Арбалет на самом деле — усовершенствованный лук. Древние называли его «эвтитон», поскольку лук «натягивается в прямом направлении» [43] по деревянному цевью с направляющей, нижний конец которого снабжен полукруглой ручкой. Два плеча лука из рога, кизила и даже металла (?) присоединяются к деревянному цевью с боков. Тетиву из кишок животных тянут вдоль цевья с помощью крючка с выступами, которые цепляются за две боковые кремальеры. В принципе арбалет можно натянуть, упирая в живот деревянный полукруг на нижнем конце, откуда и его название gastraphetes — гастрафет, как его нередко именуют до сих пор. Также можно предполагать, что, подобно нашим средневековым арбалетчикам, древние упирались заостренным концом своего оружия в землю, после чего налегали грудью или животом на закругленный конец и руками тянули тетиву на себя до фиксирующего выступа или крючка на направляющей [44] . Затем в желобок цевья помещали стрелу. Нажав пальцем на курок, тетиву отпускали и она выталкивала оперенную стрелу. Стрела летела на расстояние в 100 и даже 150 метров. Преимущество этого оружия заключалось в его точности. Стреле придавалось направление, подобно снаряду в стволе пушки. Стабильность и точность стрельбы возрастали еще больше, если арбалет помещали на фиксированную опору, ствол дерева или выступ стены. С другой стороны тридцатиметрового рва стрелок мог положить стрелу с металлическим оперением в узкую бойницу. Кто бы там ни показался, с ним было покончено. Оружие, надолго забытое после падения Римской империи, так же надолго сделалось абсолютным оружием стрелков и охотников — настолько, что церковь вынуждена была его запретить. Арбалетная стрела, до сих пор сохранившаяся на игральных картах [45] , остается предвестником гибели. Арбалетчик не просто убивает: он забивает людей, как скот.

Баллиста, буквально «метательница», всего только повторяла, во внушительных размерах, предыдущее орудие смерти. Она устанавливалась на деревянном основании или лафете и, следовательно, повышала свою устойчивость. Баллиста была съемной, а значит, с ней было удобно управляться.
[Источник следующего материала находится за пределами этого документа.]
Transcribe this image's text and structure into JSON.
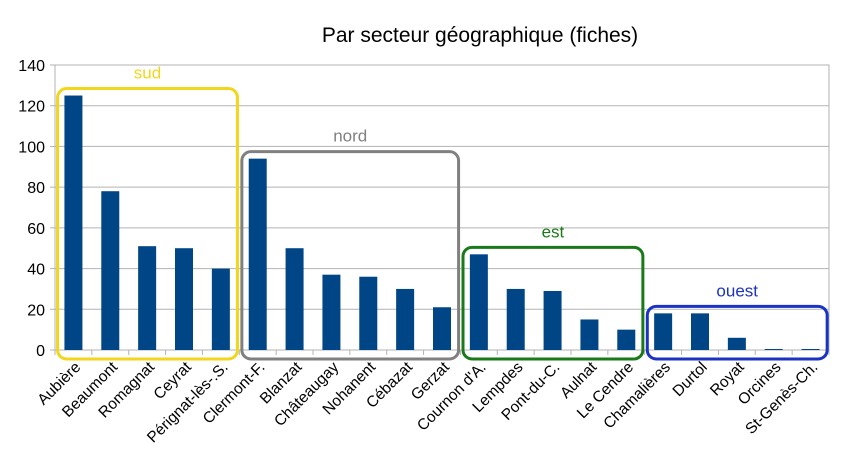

Пускали из нее не только карро, но и стрелы, иногда до двух локтей (92 сантиметра) длиной, и даже две сразу, поскольку цевье могло иметь несколько желобов. Плечи лука, гораздо более широкие, были слишком твердыми и толстыми, чтобы человек мог натянуть эту настоящую рессору собственными силами; приходилось пользоваться рукоятью ворота, чтобы натянуть крюк тетивы и ее спусковой механизм вдоль длинной кремальеры и зарядить направляющую. Разворачивая цевье ложи на лафете, стрелок изменял угол и направление выстрела, как в настоящей пушке. Это орудие было довольно легким и удобным в использовании при осадах, на полях сражений, а также на корабельных мостиках и во время переправ через большие реки Азии. Когда армия переправлялась на плотах через Сырдарью около Ходжента, ее военные орудия, в ту пору (в сентябре 329 года) очень многочисленные, вносили смятение в ряды скифской конницы. Стрелы дальнего радиуса действия, снабженные тремя крылышками, подобные тем, что были найдены в Олинфе (348 год), должны были пронзать не только коней, но и кожаные и войлочные доспехи всадников, а возможно, даже доски и изгороди. Снаряженные горючими материалами, они проливались на противника огненным дождем. Цифры нам не известны. Все реконструкции военных музеев в Риме, Париже, Сен-Жермене… не идут дальше предположений.